Un système national de vigilance sur les produits de tatouage

L’Agence française de sécurité sanitaire des produits de santé (Afssaps) a annoncé lundi 21 juillet, à l’occasion des « matinées de la presse », la mise en place d’un système national de vigilance concernant le tatouage. « Une fiche spécifique de déclaration d’effets indésirables consécutifs à la réalisation d’un tatouage » a été élaborée, a indiqué l’agence, et celle-ci est téléchargeable sur le site Internet de l’Afssaps.
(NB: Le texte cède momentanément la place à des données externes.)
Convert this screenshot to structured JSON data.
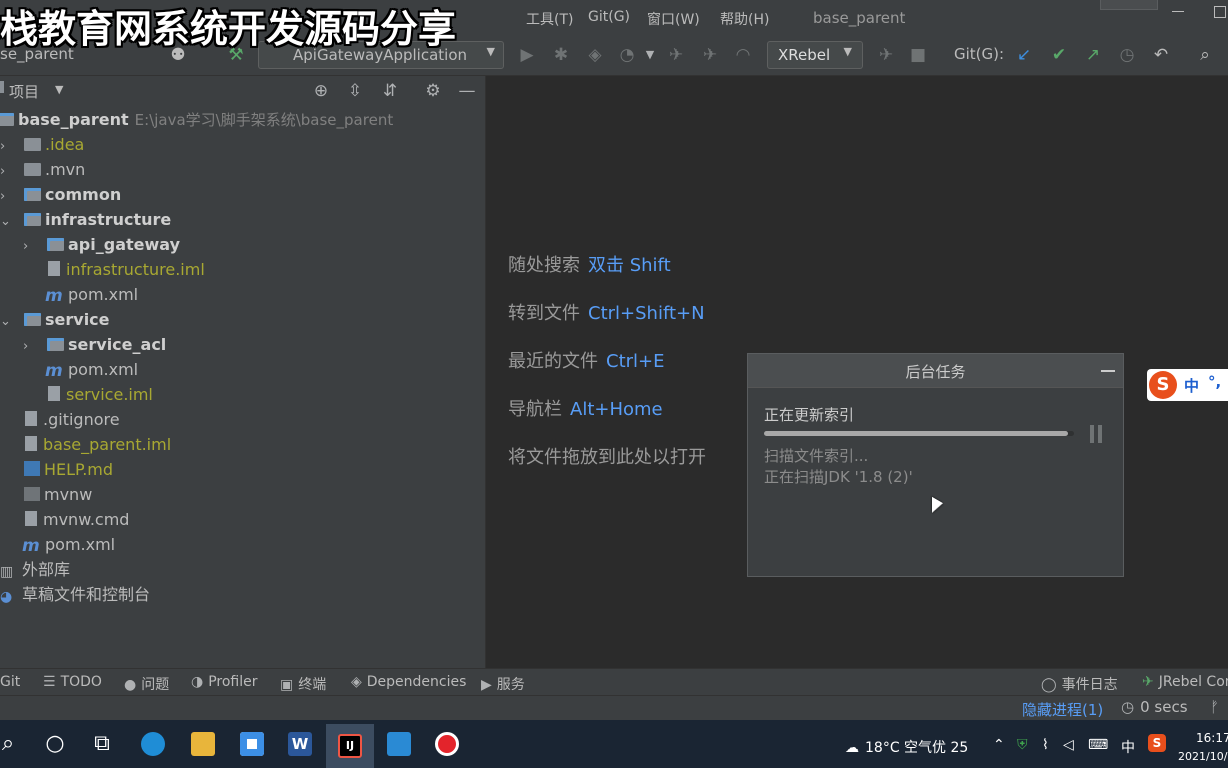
{
  "overlay": {
    "title": "栈教育网系统开发源码分享"
  },
  "menubar": {
    "items": [
      "工具(T)",
      "Git(G)",
      "窗口(W)",
      "帮助(H)"
    ],
    "project_title": "base_parent"
  },
  "toolbar": {
    "breadcrumb": "se_parent",
    "run_config": "ApiGatewayApplication",
    "xrebel": "XRebel",
    "git_label": "Git(G):"
  },
  "project_panel": {
    "title": "项目",
    "root": {
      "name": "base_parent",
      "path": "E:\\java学习\\脚手架系统\\base_parent"
    },
    "tree": [
      {
        "name": ".idea"
      },
      {
        "name": ".mvn"
      },
      {
        "name": "common"
      },
      {
        "name": "infrastructure"
      },
      {
        "name": "api_gateway"
      },
      {
        "name": "infrastructure.iml"
      },
      {
        "name": "pom.xml"
      },
      {
        "name": "service"
      },
      {
        "name": "service_acl"
      },
      {
        "name": "pom.xml"
      },
      {
        "name": "service.iml"
      },
      {
        "name": ".gitignore"
      },
      {
        "name": "base_parent.iml"
      },
      {
        "name": "HELP.md"
      },
      {
        "name": "mvnw"
      },
      {
        "name": "mvnw.cmd"
      },
      {
        "name": "pom.xml"
      },
      {
        "name": "外部库"
      },
      {
        "name": "草稿文件和控制台"
      }
    ]
  },
  "editor": {
    "hints": [
      {
        "label": "随处搜索",
        "key": "双击 Shift"
      },
      {
        "label": "转到文件",
        "key": "Ctrl+Shift+N"
      },
      {
        "label": "最近的文件",
        "key": "Ctrl+E"
      },
      {
        "label": "导航栏",
        "key": "Alt+Home"
      },
      {
        "label": "将文件拖放到此处以打开",
        "key": ""
      }
    ]
  },
  "background_tasks": {
    "title": "后台任务",
    "task_title": "正在更新索引",
    "progress": 0.98,
    "subtitle1": "扫描文件索引...",
    "subtitle2": "正在扫描JDK '1.8 (2)'"
  },
  "ime": {
    "lang": "中",
    "punct": "°,"
  },
  "toolwindows": {
    "git": "Git",
    "todo": "TODO",
    "problems": "问题",
    "profiler": "Profiler",
    "terminal": "终端",
    "dependencies": "Dependencies",
    "services": "服务",
    "event_log": "事件日志",
    "jrebel": "JRebel Con"
  },
  "statusbar": {
    "hidden_processes": "隐藏进程(1)",
    "secs": "0 secs"
  },
  "taskbar": {
    "weather": "18°C  空气优 25",
    "ime_lang": "中",
    "time": "16:17",
    "date": "2021/10/"
  },
  "colors": {
    "accent_blue": "#589df6",
    "iml_yellow": "#a8a832",
    "panel_bg": "#3c3f41",
    "editor_bg": "#2b2b2b"
  }
}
L’objectif est de recueillir les informations nécessaires à leur « enregistrement, évaluation et exploitation », et ce « dans un but de prévention ». Les effets indésirables graves doivent forcément être signalés par « les professionnels de santé ainsi que les personnes qui réalisent des tatouages ».

Depuis février dernier, la pratique des piercings et des tatouages est soumise à de nouvelles règlementations. Un décret, qui modifie le Code de la Santé publique, impose notamment aux salons d’être déclarés, et au personnel de suivre une formation. Techniques de fabrication, conservation des produits, et règles d’hygiène à respecter sont également précisées.

Tatouages et piercings ne peuvent plus être effectués sur une personne mineure « sans le consentement écrit d’une personne titulaire de l’autorité parentale ou de son tuteur ». En cas de non respect de ces règles, le décret prévoit des contraventions de la 5è classe, c’est-à-dire avec un passage au tribunal, et des amendes allant jusqu’à 1.500 euros.